United Airlines to Paris. Lufthansa to London. Shall we compare and contrast?
United Airlines
We took a short connecting flight from Hartford and left the country from Dulles, headed for Charles de Gaulle airport in Paris. Announcements on the ground and in flight were mostly in English, with some eventually repeated in French. A minority of the cabin crew sported flag pins indicating they could speak French if pressed. No other languages were available, apparently.
The food was about the worst the United States has to offer. The dinner entree was a nondescript chicken dish with rice, palatable but dull.
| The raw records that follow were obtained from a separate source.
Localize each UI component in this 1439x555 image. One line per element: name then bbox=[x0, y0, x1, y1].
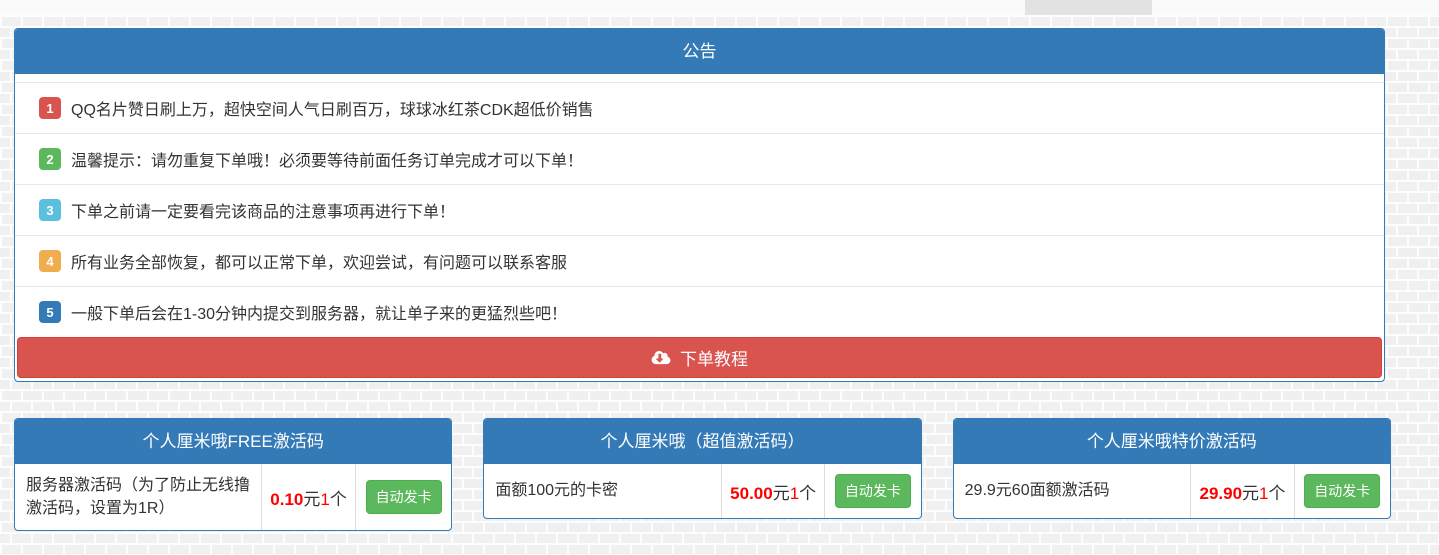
top-white-strip bbox=[0, 0, 1439, 15]
currency-label: 元 bbox=[303, 490, 320, 509]
unit-label: 个 bbox=[799, 484, 816, 503]
quantity-value: 1 bbox=[1259, 484, 1268, 503]
announcement-list: 1 QQ名片赞日刷上万，超快空间人气日刷百万，球球冰红茶CDK超低价销售 2 温… bbox=[15, 74, 1384, 337]
product-name: 29.9元60面额激活码 bbox=[954, 464, 1191, 518]
announcement-item-1: 1 QQ名片赞日刷上万，超快空间人气日刷百万，球球冰红茶CDK超低价销售 bbox=[15, 82, 1384, 133]
product-card-value: 个人厘米哦（超值激活码） 面额100元的卡密 50.00元1个 自动发卡 bbox=[483, 418, 921, 519]
announcement-item-text: 所有业务全部恢复，都可以正常下单，欢迎尝试，有问题可以联系客服 bbox=[71, 249, 567, 273]
item-number-badge: 5 bbox=[39, 301, 61, 323]
item-number-badge: 1 bbox=[39, 97, 61, 119]
quantity-value: 1 bbox=[790, 484, 799, 503]
auto-deliver-button[interactable]: 自动发卡 bbox=[366, 480, 442, 514]
product-cards-row: 个人厘米哦FREE激活码 服务器激活码（为了防止无线撸激活码，设置为1R） 0.… bbox=[14, 418, 1391, 531]
product-card-title: 个人厘米哦特价激活码 bbox=[954, 419, 1390, 464]
product-price: 50.00元1个 bbox=[722, 464, 825, 518]
unit-label: 个 bbox=[1269, 484, 1286, 503]
auto-deliver-button[interactable]: 自动发卡 bbox=[835, 474, 911, 508]
unit-label: 个 bbox=[330, 490, 347, 509]
product-row: 29.9元60面额激活码 29.90元1个 自动发卡 bbox=[954, 464, 1390, 518]
top-gray-box bbox=[1025, 0, 1152, 15]
product-card-title: 个人厘米哦FREE激活码 bbox=[15, 419, 451, 464]
auto-deliver-button[interactable]: 自动发卡 bbox=[1304, 474, 1380, 508]
product-row: 面额100元的卡密 50.00元1个 自动发卡 bbox=[484, 464, 920, 518]
product-row: 服务器激活码（为了防止无线撸激活码，设置为1R） 0.10元1个 自动发卡 bbox=[15, 464, 451, 530]
quantity-value: 1 bbox=[320, 490, 329, 509]
price-value: 0.10 bbox=[270, 490, 303, 509]
announcement-panel: 公告 1 QQ名片赞日刷上万，超快空间人气日刷百万，球球冰红茶CDK超低价销售 … bbox=[14, 28, 1385, 382]
announcement-item-text: QQ名片赞日刷上万，超快空间人气日刷百万，球球冰红茶CDK超低价销售 bbox=[71, 96, 594, 120]
announcement-item-4: 4 所有业务全部恢复，都可以正常下单，欢迎尝试，有问题可以联系客服 bbox=[15, 235, 1384, 286]
announcement-item-text: 下单之前请一定要看完该商品的注意事项再进行下单！ bbox=[71, 198, 455, 222]
product-card-special: 个人厘米哦特价激活码 29.9元60面额激活码 29.90元1个 自动发卡 bbox=[953, 418, 1391, 519]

It was accompanied by a bowl of iceberg lettuce and a container of gloppy ranch dressing, a roll that had been kept at the same cold temperature as the salad, rendering it inedible, brick-hard butter, some sort of plastic-wrapped brownie-like confection for dessert. The breakfast-time “snack” consisted of a sealed plastic pouch that held a container of flavored yogurt and a so-called pastry (held at the same cold temperature as the yogurt, of course) that was as inedible as the previous night’s dinner roll—and tasted even worse.
For the sake of the French nationals on board, I was embarrassed to be an American.
Lufthansa
From Charles de Gaulle, we proceeded by two short-hop flights to London on Lufthansa. Both of these flights were on full Boeing 737s, with flight times of about forty-five minutes each. Neither was at mealtime. Snacks only. Instead of soft drinks and peanuts or pretzels, as we would have been lucky to get in the United States, we were given freshly made sandwiches. One was an interesting, multi-grain, seeded bread, cream cheese, cucumber, lettuce, and tomato, all crisp. The other was a different interesting bread with a good German cheese, crisp lettuce, and a mayonnaise-based spread. Sandwiches, choice of beverages. (Just coffee? Would you like something else—water, perhaps? Still or sparkling? With ice?) All of this was done efficiently, without hurrying, and with a smile, by cabin crew fluent in a minimum of three languages.
Draw your own conclusions about the value of training, customer service, and customer communication.